Throughout the 1950s and 60s (which was also the age of Callas and Tebaldi, Gedda and Corelli, Gobbi and Fischer-Dieskau) Schwarzkopf was at the centre of all this. It is sometimes alleged that she had an unfair advantage, being by then married to Legge and, by extension, to a major recording company. Such an argument might be tenable if her achievements as a leading opera and concert singer had not matched up. But they did. In Bayreuth, Salzburg, Milan, Paris, London and the USA she won the recognition of audiences and critics. And, as the years went by, she gained in serious attention from the critics and in devotion from the public. She looked after her voice, and it lasted. Her final appearance on stage was in 1971, when she sang the first act of Der Rosenkavalier in Brussels. And she continued in recital until 1979, the year of Legge’s death and of her own 64th birthday.
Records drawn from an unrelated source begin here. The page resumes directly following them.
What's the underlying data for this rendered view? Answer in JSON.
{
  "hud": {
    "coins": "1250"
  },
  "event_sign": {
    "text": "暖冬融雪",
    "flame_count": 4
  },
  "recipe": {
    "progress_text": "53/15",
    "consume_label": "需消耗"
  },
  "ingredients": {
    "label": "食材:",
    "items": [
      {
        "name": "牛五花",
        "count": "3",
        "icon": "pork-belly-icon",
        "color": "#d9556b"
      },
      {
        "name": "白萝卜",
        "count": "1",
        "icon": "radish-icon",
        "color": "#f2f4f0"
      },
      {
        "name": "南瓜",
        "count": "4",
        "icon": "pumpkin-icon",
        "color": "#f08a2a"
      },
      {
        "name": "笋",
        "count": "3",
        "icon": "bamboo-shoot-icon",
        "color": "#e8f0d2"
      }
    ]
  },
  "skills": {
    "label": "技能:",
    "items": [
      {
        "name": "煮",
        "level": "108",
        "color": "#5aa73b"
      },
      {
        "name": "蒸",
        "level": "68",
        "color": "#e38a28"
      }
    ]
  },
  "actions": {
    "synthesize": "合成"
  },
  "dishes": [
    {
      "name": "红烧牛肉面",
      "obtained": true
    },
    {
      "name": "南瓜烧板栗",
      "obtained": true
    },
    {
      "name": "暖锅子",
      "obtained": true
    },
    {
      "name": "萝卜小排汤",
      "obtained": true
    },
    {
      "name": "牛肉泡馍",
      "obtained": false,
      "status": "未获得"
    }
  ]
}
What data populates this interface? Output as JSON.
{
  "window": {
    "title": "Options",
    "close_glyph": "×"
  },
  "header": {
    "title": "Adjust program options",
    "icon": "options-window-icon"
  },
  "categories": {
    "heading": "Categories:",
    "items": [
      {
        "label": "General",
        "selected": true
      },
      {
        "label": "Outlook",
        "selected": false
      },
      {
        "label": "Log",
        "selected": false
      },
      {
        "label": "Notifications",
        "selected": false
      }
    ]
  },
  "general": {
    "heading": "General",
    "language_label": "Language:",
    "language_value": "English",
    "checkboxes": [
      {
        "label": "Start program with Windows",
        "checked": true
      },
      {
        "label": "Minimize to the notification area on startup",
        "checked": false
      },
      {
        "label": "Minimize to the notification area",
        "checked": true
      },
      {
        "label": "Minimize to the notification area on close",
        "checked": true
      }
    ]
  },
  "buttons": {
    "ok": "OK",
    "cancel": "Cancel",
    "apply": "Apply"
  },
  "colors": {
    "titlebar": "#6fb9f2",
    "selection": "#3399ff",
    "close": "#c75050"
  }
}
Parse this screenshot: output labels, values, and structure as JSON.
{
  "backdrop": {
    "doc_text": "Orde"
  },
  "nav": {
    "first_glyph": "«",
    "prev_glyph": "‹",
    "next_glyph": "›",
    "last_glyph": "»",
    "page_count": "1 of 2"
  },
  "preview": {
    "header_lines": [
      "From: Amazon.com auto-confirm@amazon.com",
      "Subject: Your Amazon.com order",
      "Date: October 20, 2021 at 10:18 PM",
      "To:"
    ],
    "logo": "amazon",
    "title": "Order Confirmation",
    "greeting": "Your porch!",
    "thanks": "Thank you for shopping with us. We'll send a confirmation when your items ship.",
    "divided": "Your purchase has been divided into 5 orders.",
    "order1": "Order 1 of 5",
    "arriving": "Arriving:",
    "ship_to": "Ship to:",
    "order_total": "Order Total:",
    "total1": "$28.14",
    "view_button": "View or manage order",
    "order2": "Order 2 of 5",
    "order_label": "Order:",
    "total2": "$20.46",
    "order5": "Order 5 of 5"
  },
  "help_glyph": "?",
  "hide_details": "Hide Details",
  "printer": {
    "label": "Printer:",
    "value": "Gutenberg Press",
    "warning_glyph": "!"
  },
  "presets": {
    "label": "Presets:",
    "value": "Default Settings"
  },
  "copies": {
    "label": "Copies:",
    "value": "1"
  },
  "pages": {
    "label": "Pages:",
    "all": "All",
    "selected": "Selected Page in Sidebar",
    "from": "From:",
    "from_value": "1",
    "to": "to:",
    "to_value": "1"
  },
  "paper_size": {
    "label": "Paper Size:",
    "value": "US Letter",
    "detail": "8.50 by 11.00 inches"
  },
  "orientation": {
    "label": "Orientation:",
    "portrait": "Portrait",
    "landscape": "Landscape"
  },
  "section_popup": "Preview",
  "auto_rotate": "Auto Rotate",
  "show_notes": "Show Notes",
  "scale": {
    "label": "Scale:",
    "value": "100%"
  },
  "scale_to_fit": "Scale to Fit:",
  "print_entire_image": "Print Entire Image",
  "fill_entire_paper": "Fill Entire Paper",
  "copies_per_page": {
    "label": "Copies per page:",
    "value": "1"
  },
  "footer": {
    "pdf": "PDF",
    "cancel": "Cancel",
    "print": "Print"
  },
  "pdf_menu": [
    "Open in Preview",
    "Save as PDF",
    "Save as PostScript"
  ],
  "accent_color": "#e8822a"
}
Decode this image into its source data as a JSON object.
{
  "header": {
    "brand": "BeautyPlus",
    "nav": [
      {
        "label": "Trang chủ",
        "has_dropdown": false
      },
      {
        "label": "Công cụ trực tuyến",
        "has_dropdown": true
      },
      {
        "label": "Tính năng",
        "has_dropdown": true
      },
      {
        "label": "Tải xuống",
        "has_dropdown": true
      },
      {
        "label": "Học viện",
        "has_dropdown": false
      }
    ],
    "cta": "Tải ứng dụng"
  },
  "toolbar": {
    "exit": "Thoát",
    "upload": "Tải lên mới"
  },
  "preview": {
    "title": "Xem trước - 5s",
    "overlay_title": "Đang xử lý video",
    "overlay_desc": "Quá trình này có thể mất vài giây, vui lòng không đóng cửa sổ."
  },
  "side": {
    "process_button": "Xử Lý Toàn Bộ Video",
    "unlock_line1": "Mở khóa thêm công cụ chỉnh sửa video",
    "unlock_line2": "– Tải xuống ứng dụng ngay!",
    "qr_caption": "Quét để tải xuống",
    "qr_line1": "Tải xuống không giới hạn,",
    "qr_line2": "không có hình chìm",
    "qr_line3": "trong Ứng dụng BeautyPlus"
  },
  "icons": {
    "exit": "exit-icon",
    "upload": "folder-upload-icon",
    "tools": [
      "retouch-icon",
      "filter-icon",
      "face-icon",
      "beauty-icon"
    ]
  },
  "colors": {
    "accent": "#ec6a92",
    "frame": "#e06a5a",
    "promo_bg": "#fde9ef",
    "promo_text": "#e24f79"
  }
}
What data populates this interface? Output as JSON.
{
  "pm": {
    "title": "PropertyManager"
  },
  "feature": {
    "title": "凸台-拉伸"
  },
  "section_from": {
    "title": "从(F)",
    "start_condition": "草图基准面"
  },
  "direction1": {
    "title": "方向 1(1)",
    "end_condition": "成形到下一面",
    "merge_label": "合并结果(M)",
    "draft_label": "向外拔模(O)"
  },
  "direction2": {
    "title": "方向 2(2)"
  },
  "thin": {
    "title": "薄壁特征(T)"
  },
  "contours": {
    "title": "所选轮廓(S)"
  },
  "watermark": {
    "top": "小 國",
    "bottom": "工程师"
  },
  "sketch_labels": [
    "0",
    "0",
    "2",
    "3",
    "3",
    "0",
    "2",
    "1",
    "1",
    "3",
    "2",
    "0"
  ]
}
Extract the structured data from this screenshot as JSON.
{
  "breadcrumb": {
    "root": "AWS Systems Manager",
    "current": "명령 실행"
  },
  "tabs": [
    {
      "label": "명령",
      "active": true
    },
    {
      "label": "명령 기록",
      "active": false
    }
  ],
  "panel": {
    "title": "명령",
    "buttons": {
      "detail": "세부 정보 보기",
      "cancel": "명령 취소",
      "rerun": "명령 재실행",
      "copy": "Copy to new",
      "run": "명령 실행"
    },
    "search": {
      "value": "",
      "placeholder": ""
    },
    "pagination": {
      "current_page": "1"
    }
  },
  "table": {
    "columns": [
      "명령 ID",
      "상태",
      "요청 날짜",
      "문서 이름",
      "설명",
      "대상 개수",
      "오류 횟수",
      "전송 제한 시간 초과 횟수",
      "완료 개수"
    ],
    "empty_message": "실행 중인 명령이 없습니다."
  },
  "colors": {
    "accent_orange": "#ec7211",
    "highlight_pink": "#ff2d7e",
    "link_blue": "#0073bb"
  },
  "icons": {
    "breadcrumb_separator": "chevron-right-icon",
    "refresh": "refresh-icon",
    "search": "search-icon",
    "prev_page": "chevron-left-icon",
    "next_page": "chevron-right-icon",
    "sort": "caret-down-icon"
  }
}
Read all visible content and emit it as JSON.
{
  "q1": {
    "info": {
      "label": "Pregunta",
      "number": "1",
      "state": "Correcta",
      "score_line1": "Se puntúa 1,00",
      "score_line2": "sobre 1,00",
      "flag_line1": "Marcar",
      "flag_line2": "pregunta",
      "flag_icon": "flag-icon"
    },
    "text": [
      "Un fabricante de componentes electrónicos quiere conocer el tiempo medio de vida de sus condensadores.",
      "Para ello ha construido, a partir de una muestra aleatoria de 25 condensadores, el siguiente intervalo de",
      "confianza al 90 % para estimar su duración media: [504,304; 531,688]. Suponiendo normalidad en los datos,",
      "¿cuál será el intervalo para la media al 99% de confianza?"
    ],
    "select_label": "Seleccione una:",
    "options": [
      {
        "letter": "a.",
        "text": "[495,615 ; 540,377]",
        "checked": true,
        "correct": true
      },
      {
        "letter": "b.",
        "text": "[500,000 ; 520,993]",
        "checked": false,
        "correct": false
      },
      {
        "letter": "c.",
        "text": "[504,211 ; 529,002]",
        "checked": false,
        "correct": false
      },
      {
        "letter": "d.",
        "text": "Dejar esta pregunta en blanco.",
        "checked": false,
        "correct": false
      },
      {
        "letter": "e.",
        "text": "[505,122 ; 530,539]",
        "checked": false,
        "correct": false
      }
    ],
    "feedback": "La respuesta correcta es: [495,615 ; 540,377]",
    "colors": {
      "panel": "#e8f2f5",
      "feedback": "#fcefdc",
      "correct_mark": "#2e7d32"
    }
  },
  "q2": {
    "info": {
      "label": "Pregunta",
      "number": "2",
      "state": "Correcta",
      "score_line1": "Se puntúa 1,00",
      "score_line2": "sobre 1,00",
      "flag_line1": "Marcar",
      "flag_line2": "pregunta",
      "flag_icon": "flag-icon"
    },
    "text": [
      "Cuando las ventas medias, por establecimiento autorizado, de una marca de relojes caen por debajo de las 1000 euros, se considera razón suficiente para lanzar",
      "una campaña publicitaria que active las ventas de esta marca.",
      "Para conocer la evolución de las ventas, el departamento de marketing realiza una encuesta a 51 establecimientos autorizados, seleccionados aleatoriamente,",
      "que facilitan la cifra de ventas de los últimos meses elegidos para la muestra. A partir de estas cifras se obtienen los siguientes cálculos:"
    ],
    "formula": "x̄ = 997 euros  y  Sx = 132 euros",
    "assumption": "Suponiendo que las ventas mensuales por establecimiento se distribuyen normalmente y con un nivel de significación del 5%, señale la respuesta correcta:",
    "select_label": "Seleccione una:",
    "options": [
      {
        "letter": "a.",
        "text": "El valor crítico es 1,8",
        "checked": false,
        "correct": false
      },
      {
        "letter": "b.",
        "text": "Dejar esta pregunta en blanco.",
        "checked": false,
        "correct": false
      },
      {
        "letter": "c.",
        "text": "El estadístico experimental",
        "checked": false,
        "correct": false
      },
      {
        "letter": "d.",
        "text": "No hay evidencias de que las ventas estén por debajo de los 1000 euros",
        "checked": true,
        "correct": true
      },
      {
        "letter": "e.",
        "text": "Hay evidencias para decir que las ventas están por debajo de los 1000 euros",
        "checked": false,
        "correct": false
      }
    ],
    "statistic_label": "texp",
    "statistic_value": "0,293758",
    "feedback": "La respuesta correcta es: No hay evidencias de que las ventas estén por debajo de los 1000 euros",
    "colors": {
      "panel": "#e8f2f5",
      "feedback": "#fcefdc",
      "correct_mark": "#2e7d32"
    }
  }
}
Her operatic repertoire was wider than is commonly remembered: in early years, for instance, she regularly sang the coloratura role of Zerbinetta in Ariadne auf Naxos, and later at La Scala was heard as Elsa, Marguerite and Mélisande. But two composers were central, Mozart and Richard Strauss. The most enduring of her roles in Mozart were Fiordiligi in Così fan tutte and Donna Elvira in Don Giovanni. In Strauss she was most closely associated with the Marschallin in Der Rosenkavalier, though in her own affections the Countess in Capriccio probably came to be the most fondly remembered. Happily there is much more on record, including some prized live recordings such as her radiant Eva in Die Meistersinger at Bayreuth in 1951. Still richer is the series of song recitals, in which Mozart, Schubert and Strauss shared pre-eminence with Hugo Wolf.
Schwarzkopf’s recitals became treasured events throughout the world. Often the programmes confined themselves to the great Lieder composers, and it was a particular triumph that she could fill the Royal Festival Hall in London to capacity for a recital devoted entirely to the songs of Wolf.